So, I've been seriously stressing out about my future. Where I'll work next year, and in two years, and in ten years...
I went to a spa today, because my friend had a gift certificate and wanted me to go with her. I agreed to go before I lost my job, so my friend split the cost of my ticket with me, but it was still kinda pricey. So, what was Crystal thinking when she was getting a back massage with wonderfully smelling lotions? She was thinking, "I really shouldn't be spending this kind of money." And, you know... It's one thing to be wise with how you spend your money, but it's another thing to not be able to just CHILL OUT.
And listen to me; I sound like a spoiled brat. (Waaaa! I couldn't enjoy my day at the spaaa! Lifesuxerz11!) But, seriously, I've never done something like that before. And really... REALLY, I needed to relax.
The truth is, I've been praying for the last week for some kind of direction. I don't know, maybe I was expecting God to send me an itinerary.
- Crystal's Life -
2006 : Work at X company
2007-2009 : Work at Y school district
-- August, 2007 : Meet future husband, named -----
-- February, 2008 : Move into own apartment in Z City
2010 : Travel back to Thailand... Live there for 5 years
etc...
But, no. I guess it doesn't work that way.
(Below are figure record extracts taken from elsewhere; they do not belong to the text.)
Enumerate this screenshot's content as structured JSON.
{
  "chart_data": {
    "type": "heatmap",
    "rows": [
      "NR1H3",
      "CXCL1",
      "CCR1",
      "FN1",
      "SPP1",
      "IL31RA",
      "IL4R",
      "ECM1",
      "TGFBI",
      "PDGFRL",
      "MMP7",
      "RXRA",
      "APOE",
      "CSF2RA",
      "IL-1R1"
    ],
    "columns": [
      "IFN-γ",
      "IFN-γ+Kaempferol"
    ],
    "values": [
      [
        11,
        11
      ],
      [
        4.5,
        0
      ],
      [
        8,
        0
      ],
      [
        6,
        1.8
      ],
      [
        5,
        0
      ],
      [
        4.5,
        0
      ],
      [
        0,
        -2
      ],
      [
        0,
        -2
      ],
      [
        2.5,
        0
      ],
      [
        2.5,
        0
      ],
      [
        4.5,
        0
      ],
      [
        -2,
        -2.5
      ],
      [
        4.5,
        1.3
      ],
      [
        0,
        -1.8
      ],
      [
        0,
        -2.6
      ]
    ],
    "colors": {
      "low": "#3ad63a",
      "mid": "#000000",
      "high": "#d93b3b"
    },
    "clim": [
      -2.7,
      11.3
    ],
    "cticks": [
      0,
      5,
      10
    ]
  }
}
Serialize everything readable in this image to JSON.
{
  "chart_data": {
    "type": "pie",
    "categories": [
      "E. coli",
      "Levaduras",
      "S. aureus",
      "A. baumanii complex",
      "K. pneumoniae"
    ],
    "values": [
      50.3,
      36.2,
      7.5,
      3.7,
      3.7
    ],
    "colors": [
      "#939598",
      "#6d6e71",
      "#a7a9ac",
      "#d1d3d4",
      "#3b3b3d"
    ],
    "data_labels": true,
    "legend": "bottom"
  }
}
I did, however, come to the following conclusion. It might not mean much to you if you don't believe in God (but I love you, anyway) and even if you do believe in God, you might say, "Really, Crystal? You're only just figuring this out?"
I will be what God has purposed me to be, and I will do what God has purposed me to do.
Right now, in this moment, I'm where I was meant to be. In the same way that I believe I went to a jr college for two years, instead of going to my school of choice, so that I would have the opportunity to meet the best friends I've ever had, I believe I was meant to lose my job. Why? Maybe so I'd start praying seriously again. Maybe so I'd start trusting God more. I think it will be clear to me in a year or two. On Monday, if I get a job, then that's where I should be. If not, then there's something else for me. I don't have to have everything all figured out, and everything doesn't have to work out perfectly in my mind.
I don't know how else to say it, but I feel more peaceful than I have in a very long time. I wasn't trying to make it happen, but I think my faith just got stronger.